Als wichtigstes genealogisches Verzeichnis europäischer Adelsfamilien und als diplomatisch-statistisches Jahrbuch war der „Gotha“ ein Standardwerk im 19. und 20. Jahrhundert. Doch als Untersuchungsobjekte stand er bisher kaum im Fokus der Forschung. Die Tagung will den Blick auf die Entstehungs- und Funktionskontexte richten, in denen der „Gotha“ eingebettet war.

Der „Gotha“ zwischen Verlags-, Adels- und Mediengeschichte der Moderne

Als wichtigstes genealogisches Verzeichnis europäischer Adelsfamilien und als diplomatisch-statistisches Jahrbuch war der „Gotha“ ein Standardwerk im 19. und 20. Jahrhundert. Er diente der Identifizierung und Repräsentation des Adels wie auch staatlicher Posten. Doch als Untersuchungsobjekte stand er bisher kaum im Fokus der Forschung. Das DFG-Projekt „Der Gotha – Studien zum wichtigsten genealogischen Kompendium der Moderne“ widmet sich in enger Kooperation mit der Sammlung Perthes der Geschichte der Veröffentlichung. Als Teil des Projekts will die Tagung den Blick auf die Entstehungs- und Funktionskontexte richten, in denen der „Gotha“ eingebettet war. Auf diese Weise sollen die Denkfiguren, Ideologien und sozio-politischen Prozesse hervorgehoben werden, mit denen die Publikation reziprok wirkte.
Erstens wurden bisher kaum das Entstehungsumfeld und die -bedingungen der Veröffentlichung reflektiert.
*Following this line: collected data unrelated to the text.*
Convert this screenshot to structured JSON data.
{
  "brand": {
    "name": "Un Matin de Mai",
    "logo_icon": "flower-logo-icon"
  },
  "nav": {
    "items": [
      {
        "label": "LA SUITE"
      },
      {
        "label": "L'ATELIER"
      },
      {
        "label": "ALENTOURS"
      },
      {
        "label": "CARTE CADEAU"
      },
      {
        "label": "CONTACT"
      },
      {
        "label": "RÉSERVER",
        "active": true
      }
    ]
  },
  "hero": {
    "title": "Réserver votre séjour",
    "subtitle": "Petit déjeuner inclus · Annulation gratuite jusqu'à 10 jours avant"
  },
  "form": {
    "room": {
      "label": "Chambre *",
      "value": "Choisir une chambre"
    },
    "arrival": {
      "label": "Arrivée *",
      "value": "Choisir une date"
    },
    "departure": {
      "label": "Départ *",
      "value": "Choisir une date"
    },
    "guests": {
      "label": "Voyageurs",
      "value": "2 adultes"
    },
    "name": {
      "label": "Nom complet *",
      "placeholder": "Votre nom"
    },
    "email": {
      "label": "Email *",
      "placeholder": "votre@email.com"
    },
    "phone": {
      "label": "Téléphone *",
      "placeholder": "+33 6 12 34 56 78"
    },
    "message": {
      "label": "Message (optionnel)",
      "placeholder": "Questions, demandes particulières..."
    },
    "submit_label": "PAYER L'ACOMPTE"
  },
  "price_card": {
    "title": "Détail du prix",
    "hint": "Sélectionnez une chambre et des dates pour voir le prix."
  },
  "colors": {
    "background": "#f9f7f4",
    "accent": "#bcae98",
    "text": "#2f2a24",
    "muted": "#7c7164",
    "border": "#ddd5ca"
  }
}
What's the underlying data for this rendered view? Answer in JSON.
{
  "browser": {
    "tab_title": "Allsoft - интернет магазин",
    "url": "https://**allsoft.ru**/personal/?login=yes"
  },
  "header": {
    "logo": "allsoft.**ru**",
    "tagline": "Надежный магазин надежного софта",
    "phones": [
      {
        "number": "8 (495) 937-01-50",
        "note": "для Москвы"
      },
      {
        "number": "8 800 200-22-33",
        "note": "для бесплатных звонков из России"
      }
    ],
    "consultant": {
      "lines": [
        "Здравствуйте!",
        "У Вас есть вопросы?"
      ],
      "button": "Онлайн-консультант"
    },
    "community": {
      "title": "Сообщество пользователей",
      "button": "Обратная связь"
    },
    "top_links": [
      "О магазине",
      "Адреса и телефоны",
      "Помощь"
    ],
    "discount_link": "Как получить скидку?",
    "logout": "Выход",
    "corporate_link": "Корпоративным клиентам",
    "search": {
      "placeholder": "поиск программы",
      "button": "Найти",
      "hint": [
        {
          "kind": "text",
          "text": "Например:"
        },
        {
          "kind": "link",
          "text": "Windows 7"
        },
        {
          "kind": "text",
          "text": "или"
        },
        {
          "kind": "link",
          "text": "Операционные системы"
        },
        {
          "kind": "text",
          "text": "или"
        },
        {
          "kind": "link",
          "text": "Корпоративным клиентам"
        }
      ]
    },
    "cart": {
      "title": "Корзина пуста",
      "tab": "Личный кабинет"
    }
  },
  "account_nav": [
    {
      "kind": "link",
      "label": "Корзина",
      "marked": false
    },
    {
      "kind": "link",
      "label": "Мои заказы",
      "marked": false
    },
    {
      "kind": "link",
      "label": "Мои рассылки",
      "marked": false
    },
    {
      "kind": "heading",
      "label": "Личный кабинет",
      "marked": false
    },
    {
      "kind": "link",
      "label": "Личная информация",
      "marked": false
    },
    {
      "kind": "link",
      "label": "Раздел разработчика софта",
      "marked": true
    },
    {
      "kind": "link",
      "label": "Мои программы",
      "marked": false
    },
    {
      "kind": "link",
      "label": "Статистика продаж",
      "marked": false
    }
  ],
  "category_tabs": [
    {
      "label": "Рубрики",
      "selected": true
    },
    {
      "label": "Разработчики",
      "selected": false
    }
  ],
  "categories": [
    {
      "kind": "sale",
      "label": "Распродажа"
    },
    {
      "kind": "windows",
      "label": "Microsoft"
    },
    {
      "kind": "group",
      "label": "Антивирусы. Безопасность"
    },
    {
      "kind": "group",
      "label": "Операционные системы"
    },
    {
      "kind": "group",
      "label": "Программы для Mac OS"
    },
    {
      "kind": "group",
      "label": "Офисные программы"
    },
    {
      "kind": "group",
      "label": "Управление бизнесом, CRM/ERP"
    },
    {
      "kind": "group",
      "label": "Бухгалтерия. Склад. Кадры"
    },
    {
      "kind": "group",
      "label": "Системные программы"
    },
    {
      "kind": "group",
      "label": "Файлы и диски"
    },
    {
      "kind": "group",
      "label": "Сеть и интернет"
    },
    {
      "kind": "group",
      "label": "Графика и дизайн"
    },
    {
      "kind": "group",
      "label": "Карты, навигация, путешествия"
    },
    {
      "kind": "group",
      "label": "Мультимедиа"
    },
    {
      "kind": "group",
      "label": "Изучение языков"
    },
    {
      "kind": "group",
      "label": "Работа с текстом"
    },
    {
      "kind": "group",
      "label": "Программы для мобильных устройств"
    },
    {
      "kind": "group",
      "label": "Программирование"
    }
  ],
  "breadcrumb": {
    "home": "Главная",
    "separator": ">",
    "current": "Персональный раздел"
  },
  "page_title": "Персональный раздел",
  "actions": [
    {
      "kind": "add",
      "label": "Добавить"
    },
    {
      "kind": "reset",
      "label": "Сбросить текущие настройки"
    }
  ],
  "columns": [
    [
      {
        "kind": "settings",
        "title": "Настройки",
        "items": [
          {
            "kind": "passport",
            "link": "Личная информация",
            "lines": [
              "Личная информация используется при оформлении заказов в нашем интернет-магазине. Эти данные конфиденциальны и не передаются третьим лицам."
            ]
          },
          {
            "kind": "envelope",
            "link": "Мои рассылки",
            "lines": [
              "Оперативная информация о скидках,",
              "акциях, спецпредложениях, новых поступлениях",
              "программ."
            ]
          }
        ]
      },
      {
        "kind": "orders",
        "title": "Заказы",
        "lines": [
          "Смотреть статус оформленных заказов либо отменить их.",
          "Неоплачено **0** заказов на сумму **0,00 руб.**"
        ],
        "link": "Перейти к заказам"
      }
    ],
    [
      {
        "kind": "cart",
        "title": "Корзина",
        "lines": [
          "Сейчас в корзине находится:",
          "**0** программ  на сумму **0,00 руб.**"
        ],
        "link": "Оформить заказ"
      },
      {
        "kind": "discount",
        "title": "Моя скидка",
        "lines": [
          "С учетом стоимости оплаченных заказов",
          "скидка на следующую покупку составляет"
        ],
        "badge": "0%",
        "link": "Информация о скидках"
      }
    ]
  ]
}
Der „Gotha“ war ein Produkt des Justus Perthes Verlags, der sich ab den 1820ern vor allem auf zwei Standbeine konzentriert: Neben dem „Gotha“ und seine Unterreihen etablierte sich die Geographische Verlagsanstalt, welche vor allem Karten, Atlanten und Zeitschriften produzierte und damit den europäischen Markt dominierte. Die Geschichte der kartographischen und geographischen Arbeiten des Verlags sind gut untersucht. Ein Ziel der Tagung ist es, den „Gotha“ in der Verlagsgeschichte zu kontextualisieren und somit die Verlagsgeschichte insgesamt holistischer zu erfassen. Dafür sind Beiträge, die sich mit der Struktur, Arbeitsweise und den Interessen des Verlags insgesamt beschäftigen herzlich willkommen. Hierzu zählen die Redaktionen und ihre Netzwerke, Statistik als Scharnier zwischen der Kartographie und dem Jahrbuch, die Wissensproduktion und das Informationsmanagement sowie die Ausrichtung des Verlags nach ökonomischen Interessen und politischen Entwicklungen.
Zweitens war der „Gotha“ Teil der „Defensiv- und Sammlungsbewegungen“ (H. Reif), die als Reaktion auf den Machtverlust des Adels in der Moderne entstanden. Hierzu zählen unter anderem Adelsreformdiskurse, Vereinsgründungen und neue Formen der Selbststilisierung. Im engeren Sinne sind für den „Gotha“ vor allem adlige Familienvorstellungen und genealogisches Wissen als Ordnungsmodelle und Legitimationsstrategien relevant. Wie wandelten sich diese zwischen dem Ende der Frühen Neuzeit und der Zeit des Nationalsozialismus? Welchen Einfluss hatten die Popularisierung und Verwissenschaftlichung der Genealogie zum Ende des 19. Jahrhunderts? Welche Unterschiede gab es zwischen Familienkonzepten im hohen und im niederen Adel? Denn weiterhin machte die Aufteilung in die verschiedenen Unterreihen je nach Rang die soziale Stratifikation des Adels sichtbar, die trotz der Homogenisierungsversuche im 19. Jahrhundert in vielerlei Hinsicht bestehen blieb.
Wie der genealogische Teil des „Gotha“ einen Überblick über den Adel bot, versammelte der diplomatisch-statistische Teil Informationen zum Nationalstaat und den wichtigsten staatlichen Posten. In seiner Gesamtheit handelte es sich bei dem „Gotha“ demnach um ein Informationsmedium, dem eine komplexe Datenerhebung und Wissenssammlung vorausging und das ein verdichtetes Informationsangebot bot. Daher fragt die Tagung drittens nach der Rolle und weiteren Formen solcher Informationsmedien wie zum Beispiel andere genealogische Jahrbücher, Staatshandbücher oder auch Adressbücher. Wie kann der „Gotha“ mit weiteren Personenlexika und Handbüchern der Moderne in Verbindung gesetzt werden? Wie prägte der diplomatisch-statistische Teil Vorstellung von Nationalstaaten – und wer konsultierte diesen Teil? Welche Medien bedienten sich statistischer Informationen als universelles Dispositiv – und wie wurden diese aufbereitet?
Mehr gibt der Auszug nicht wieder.